Smith contends that the District Court erred in failing to disqualify the Magistrate Judge. We review decisions not to recuse, under either 28 U.S.C. § 144 or § 455, for an abuse of discretion. See Jones v. Pittsburgh Nat’l. Corp., 899 F.2d 1350, 1356 (3d Cir.1990). Under section 144, a judge must recuse if a party files a “sufficient affidavit” establishing that the judge has a personal bias or prejudice against the party seeking recusal, or in favor of the adverse party. 28 U.S.C. § 144. Under section 455, a judge must recuse where the judge’s impartiality *155 “might reasonably be questioned,” or where the judge has “a personal bias or prejudice concerning a party.” 28 U.S.C. § 455(a), (b)(1).

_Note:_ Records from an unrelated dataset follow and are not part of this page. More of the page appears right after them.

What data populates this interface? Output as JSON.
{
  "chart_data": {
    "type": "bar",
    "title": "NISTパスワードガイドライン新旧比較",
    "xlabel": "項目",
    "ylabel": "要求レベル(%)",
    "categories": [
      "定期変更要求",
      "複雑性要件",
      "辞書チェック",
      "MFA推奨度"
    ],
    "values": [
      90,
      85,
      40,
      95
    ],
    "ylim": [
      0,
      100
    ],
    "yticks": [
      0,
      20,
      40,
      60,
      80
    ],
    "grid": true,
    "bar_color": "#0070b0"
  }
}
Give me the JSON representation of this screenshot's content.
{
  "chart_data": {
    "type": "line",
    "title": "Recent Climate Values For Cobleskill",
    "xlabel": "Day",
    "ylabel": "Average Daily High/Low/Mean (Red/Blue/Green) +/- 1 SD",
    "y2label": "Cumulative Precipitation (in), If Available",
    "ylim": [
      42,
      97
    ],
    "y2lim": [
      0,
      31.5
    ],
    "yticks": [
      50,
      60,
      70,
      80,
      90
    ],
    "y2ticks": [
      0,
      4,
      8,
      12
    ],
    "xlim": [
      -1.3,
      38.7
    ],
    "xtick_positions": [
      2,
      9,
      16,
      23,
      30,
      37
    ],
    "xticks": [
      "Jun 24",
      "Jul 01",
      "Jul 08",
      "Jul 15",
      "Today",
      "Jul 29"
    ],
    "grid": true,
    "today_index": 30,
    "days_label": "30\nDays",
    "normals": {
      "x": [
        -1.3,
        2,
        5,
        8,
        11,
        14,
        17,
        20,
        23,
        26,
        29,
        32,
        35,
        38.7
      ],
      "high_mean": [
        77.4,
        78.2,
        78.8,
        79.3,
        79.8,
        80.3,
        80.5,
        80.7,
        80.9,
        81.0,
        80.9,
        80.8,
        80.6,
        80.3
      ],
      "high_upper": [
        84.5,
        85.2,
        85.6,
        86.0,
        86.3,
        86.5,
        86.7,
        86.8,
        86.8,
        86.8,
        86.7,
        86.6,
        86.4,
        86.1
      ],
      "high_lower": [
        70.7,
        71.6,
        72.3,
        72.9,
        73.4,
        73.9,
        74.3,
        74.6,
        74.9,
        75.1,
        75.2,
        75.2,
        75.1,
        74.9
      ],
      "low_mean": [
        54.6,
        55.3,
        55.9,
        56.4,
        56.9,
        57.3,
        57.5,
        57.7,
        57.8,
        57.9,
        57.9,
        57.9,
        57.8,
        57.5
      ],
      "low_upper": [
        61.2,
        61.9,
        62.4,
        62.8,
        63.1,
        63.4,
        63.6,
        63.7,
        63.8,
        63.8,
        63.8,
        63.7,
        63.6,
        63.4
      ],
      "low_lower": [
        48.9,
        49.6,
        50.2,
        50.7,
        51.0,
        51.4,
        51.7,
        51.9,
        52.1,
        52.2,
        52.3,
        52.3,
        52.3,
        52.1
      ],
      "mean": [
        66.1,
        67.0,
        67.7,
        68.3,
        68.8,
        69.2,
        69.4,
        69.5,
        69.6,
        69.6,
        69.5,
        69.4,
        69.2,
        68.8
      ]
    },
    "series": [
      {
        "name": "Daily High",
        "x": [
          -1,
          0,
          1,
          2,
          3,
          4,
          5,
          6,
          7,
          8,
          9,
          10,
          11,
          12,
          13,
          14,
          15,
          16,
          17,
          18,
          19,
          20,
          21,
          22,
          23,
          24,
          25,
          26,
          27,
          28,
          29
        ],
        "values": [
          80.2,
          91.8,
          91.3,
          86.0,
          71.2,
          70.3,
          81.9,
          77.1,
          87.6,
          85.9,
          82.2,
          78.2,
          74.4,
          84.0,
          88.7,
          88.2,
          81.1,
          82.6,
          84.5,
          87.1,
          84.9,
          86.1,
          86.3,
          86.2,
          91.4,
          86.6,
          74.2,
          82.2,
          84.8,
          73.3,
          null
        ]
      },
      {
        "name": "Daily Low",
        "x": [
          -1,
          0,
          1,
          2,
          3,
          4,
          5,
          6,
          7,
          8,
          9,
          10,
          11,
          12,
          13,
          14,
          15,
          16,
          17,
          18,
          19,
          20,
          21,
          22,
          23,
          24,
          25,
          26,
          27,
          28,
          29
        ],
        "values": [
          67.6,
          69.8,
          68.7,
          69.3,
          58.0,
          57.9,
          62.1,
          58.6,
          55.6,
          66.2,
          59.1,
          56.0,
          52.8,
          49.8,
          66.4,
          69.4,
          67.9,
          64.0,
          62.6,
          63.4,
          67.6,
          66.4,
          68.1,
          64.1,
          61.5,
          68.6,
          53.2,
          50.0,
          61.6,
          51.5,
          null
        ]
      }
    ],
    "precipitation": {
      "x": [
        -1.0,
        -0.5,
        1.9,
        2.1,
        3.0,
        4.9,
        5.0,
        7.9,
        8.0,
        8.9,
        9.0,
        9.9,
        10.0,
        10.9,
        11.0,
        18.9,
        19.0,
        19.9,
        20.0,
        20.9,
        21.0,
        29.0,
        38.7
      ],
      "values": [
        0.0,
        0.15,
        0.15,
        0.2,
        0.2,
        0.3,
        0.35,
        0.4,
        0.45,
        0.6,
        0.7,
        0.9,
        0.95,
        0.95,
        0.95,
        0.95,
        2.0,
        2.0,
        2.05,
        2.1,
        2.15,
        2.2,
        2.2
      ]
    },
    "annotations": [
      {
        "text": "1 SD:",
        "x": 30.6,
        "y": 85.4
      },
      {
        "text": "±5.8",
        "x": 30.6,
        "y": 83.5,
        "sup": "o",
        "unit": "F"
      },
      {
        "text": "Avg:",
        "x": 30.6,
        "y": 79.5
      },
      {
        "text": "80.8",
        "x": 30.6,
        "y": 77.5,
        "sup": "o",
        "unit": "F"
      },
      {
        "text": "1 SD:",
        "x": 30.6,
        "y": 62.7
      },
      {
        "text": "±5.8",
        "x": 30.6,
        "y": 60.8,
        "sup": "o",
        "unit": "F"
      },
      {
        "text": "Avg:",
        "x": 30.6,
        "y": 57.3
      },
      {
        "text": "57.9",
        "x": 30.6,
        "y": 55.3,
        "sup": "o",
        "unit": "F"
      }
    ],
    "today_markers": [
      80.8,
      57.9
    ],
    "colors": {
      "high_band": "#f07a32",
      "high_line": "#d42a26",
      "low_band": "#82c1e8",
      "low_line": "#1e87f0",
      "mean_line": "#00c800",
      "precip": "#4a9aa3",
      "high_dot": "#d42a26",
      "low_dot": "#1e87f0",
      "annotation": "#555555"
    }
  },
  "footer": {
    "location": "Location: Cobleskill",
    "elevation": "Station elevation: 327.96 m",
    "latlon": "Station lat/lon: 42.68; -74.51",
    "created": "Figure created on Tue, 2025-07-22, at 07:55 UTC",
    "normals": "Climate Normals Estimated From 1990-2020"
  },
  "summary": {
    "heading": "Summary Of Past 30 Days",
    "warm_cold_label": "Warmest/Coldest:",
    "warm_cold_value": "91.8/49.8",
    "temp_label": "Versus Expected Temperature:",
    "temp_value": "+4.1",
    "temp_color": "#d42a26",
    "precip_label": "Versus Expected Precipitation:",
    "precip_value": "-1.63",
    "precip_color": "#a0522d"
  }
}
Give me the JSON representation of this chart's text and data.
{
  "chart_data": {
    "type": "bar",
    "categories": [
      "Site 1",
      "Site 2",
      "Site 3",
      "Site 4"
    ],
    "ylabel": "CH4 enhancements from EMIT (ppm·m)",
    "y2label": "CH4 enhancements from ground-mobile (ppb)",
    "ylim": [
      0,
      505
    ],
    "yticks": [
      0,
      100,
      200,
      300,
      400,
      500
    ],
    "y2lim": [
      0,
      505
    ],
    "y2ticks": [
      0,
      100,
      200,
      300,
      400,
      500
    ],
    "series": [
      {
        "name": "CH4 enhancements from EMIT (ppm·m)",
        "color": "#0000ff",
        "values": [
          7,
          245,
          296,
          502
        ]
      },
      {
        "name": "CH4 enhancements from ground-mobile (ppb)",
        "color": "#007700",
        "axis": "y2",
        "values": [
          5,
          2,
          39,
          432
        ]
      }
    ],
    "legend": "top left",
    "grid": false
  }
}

Smith contends that the Magistrate Judge was biased against him for assorted reasons. Chiefly, Smith’s argument is based on his belief that the Magistrate Judge’s brother has a law practice with defendant Falor’s brother. Smith also asserts that the judge exhibited bias in a March 2003 administrative order requiring him to submit fourteen copies of the complaint, when he had already provided the copies when submitting his complaint in 2001. 3 We are unpersuaded by these arguments. First, Smith’s assertions regarding an alleged personal connection between the Magistrate Judge and defendant Falor were devoid of detail and stated in conclusory fashion. Smith’s bare allegations in support of his recusal motion rested on the similarly bare allegation that a fellow inmate, Michael Malik Allah, told him about the recusal issue. Citing section 144 and United States v. Vespe, 868 F.2d 1328 (3d Cir.1989), Smith appears to argue that the factual allegations in his declaration submitted in support of his first recusal motion must be accepted as true. However, section 144 requires a “sufficient” affidavit, and conclusory statements need not be credited. 28 U.S.C. § 144; Vespe, 868 F.2d at 1340. Neither the bald allegations regarding “the brothers” nor the Magistrate Judge’s order regarding photocopies supports a “bent of mind that may prevent or impede impartiality of judgment,” United States v. Vespe, 868 F.2d 1328, 1340 (3d Cir.1989) (discussing section 144), or a finding of personal bias or prejudice, Edelstein v. Wilentz, 812 F.2d 128, 130-31 (3d Cir.1987) (discussing section 455(b)(1)). We find nothing in the record that suggests “a deep-seated and unequivocal antagonism” by the Magistrate Judge that would preclude fair judgment. Liteky v. United States, 510 U.S. 540, 556, 114 S.Ct. 1147, 127 L.Ed.2d 474 (1994) (trial administration efforts did not constitute sufficient grounds for recusal). Nor do we perceive any facts from which a reasonable person would conclude that the impartiality of the Magistrate Judge might reasonably be questioned. See 28 U.S.C. § 455(a); Edelstein, 812 F.2d at 131. We discern no abuse of discretion in the denial of Smith’s recusal motions.

III. Motions for Summary Judgment

We exercise plenary review over a District Court’s grant of summary judgment and apply the same test applied by the District Court. Saldana v. Kmart Corp., 260 F.3d 228, 231 (3d Cir.2001). Summary judgment is proper when, viewing the evidence in the light most favorable to the nonmovant, there is no genuine issue of material fact and the moving party is entitled to judgment as a matter of law. Id. at 232; Fed.R.Civ.P. 56(c).